With his career hanging in the balance, Elliott retreats from public life, instead becoming fixated on Hans Reiser (Christian Slater), the wealthy computer entrepreneur and family man accused of murdering his seemingly ideal trophy wife. “We’re all victims of our fathers,” he observes, helpfully spelling out the connection between his interest in this lurid case and his own grim family history — though his analysis, and with it the film’s, goes no deeper than that. Besides, something else has caught his attention at the trial: solemnly beautiful New York Times crime reporter Lana (a stifled Amber Heard), whose allegedly grueling job at least affords her plenty of time for kinky frolics and moody midnight motorcycle rides with our tormented hero. (Perhaps Elliott’s writer’s block is contagious: we never see her compose one word on screen.) It’s a little dispiriting to see a female writer-director formulating this vapid fantasy figure, though at least Lana’s male counterparts aren’t notably more developed.

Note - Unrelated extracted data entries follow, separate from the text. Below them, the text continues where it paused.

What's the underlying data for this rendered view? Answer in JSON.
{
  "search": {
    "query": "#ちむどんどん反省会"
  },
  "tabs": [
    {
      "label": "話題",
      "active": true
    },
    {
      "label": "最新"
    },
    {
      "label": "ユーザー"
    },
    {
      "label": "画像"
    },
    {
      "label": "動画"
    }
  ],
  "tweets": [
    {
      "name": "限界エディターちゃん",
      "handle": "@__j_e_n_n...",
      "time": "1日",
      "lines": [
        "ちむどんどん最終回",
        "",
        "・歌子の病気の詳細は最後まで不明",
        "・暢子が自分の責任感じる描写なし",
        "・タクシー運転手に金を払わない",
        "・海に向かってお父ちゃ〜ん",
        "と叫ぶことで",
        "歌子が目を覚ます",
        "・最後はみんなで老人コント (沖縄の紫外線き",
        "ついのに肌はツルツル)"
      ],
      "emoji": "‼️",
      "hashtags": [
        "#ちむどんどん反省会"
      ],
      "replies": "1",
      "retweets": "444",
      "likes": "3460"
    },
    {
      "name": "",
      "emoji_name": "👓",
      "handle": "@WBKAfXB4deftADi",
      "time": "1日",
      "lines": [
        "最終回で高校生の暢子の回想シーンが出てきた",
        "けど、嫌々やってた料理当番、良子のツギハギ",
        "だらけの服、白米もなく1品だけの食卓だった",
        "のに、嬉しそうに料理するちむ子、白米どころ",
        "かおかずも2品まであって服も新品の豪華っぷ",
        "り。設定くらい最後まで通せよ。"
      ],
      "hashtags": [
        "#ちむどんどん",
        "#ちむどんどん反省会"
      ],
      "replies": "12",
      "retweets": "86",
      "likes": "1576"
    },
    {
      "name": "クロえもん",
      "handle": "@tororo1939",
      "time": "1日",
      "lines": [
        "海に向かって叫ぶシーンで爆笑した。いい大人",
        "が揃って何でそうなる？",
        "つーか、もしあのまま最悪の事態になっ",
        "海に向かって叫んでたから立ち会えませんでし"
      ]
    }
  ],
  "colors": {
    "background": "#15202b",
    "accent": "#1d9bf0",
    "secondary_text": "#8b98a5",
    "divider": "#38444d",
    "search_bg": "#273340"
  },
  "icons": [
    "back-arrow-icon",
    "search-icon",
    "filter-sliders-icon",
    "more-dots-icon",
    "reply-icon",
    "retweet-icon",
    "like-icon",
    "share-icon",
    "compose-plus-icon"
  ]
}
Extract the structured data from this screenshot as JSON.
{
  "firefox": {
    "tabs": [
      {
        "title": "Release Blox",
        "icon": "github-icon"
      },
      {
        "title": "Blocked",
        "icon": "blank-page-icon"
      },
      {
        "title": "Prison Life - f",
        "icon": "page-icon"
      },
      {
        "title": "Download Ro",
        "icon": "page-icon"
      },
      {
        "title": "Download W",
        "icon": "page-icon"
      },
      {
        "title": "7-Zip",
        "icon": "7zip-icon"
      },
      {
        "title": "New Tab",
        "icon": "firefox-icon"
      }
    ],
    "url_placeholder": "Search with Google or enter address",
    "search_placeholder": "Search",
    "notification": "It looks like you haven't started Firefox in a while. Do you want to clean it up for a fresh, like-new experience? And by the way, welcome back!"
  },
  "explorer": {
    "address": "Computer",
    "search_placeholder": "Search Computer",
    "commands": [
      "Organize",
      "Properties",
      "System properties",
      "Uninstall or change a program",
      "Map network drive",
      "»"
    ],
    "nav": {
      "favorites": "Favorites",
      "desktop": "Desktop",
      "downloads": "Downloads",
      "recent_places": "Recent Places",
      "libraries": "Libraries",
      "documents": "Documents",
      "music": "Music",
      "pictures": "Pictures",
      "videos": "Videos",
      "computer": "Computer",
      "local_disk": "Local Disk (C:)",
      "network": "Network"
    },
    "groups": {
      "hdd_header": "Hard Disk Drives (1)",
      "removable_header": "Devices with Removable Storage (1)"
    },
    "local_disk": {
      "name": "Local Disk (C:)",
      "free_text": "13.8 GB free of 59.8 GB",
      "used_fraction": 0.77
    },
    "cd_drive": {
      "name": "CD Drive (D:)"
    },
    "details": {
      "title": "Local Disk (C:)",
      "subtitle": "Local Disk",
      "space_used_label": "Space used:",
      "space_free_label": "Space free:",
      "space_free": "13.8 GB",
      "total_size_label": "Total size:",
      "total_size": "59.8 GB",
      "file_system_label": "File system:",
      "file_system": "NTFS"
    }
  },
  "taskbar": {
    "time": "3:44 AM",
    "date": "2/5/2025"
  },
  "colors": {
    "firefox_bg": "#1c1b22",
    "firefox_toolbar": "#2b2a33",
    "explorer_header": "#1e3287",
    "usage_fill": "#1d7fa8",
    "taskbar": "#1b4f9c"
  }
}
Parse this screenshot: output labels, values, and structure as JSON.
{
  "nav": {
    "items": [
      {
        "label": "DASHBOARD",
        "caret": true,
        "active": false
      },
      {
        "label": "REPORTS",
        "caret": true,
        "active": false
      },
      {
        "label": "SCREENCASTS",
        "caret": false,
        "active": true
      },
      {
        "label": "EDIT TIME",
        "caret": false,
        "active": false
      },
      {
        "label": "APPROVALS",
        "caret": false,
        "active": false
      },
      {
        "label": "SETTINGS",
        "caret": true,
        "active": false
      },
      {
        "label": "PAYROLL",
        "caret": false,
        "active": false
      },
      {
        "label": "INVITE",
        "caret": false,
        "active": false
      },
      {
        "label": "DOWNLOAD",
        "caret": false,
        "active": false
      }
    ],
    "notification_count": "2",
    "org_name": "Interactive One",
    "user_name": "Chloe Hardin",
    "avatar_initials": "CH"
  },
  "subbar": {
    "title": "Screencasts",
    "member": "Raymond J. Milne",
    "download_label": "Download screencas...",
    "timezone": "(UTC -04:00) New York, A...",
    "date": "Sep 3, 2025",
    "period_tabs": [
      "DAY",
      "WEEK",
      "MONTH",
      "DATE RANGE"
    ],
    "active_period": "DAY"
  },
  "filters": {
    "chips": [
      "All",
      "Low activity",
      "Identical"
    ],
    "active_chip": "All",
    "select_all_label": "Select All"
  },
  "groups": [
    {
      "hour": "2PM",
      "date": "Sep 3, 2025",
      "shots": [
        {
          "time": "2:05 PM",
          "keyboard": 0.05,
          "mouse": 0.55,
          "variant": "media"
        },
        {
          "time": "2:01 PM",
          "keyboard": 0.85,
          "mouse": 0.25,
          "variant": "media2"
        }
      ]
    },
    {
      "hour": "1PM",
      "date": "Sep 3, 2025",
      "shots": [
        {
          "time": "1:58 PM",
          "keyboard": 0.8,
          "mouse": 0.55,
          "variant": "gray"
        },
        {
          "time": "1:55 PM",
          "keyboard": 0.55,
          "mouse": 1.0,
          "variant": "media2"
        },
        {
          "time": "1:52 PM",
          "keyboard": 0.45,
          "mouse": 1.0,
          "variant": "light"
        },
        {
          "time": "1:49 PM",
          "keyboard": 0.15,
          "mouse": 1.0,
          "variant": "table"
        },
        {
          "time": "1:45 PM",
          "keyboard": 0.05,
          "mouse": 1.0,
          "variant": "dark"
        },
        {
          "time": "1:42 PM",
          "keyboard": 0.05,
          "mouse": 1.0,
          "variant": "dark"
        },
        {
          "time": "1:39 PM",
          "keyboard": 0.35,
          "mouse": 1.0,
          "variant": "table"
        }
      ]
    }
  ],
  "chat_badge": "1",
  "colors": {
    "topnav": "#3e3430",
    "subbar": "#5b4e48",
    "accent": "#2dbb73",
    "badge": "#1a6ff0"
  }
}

There’s a little more fire to the testy relationship between Elliott and Neil, not least because Harris attacks the role with such broad, salty bravado, though its semi-cathartic arc is telegraphed early on in proceedings. The repetitive content and stylization of the childhood flashback sequences at first seem unilluminating, until Elliott’s proven unreliability as a narrator of his own life story suggests they may indeed be limited, fragmentary constructions. That might be Romanowsky’s slyest directorial gambit, but her protagonist remains a frustratingly unknown quantity to the very end — and not a terribly alluring one, with Franco, an earnestly committed actor on his best form, dolefully impassive in the role. “I want to cast myself as someone else this time — someone better,” he mumbles as “The Adderall Diaries” seeks a redemptive close. One rather sees his point.
Tribeca Film Review: 'The Adderall Diaries'
Reviewed at Tribeca Film Festival (competing), April 17, 2015. Running time: 87 MIN.
Production
A Windowseat Entertainment, Rabbit Bandini presentation. (International sales: WME, Los Angeles.) Produced by Vince Jolivette, James Franco, James Reach, Joseph McKelheer, Marnie Zelnick. Executive producers, Leo Kiely, Robert Redford, Bill Kiely, Ryan Dorff. Co-producers, Kim Parker, Anthony Brandonisio, Tyler Bacon, Daniel Rainey, Grant Morhman.
Crew
Directed, written by Pamela Romanowsky, adapted from the book by Stephen Elliott. Camera (color, widescreen, Arri), Bruce Thierry Cheung; editors, Myron Kerstein, Mark Vives; music, Michael Andrews; music supervisor, Kasey Truman; production designer, Todd Fjelsted; art director, Vanessa Riegel; set decorator, Graham Wichman; costume designer, Brenda Abbandandolo; sound, David Schwartz; supervising sound editor, Rich Bologna; re-recording mixer, Josh Berger; visual effects supervisor, Oren Kaplan; stunt coordinator, Manny Siverio; associate producers, Matthew Shattuck, Ali Oremus; assistant director, Randall Ehrmann.
With
James Franco, Ed Harris, Amber Heard, Cynthia Nixon, Christian Slater, Jim Parrack, Timothee Chalamet, Danny Flaherty, Michael Cristofer, Wilmer Vilderrama.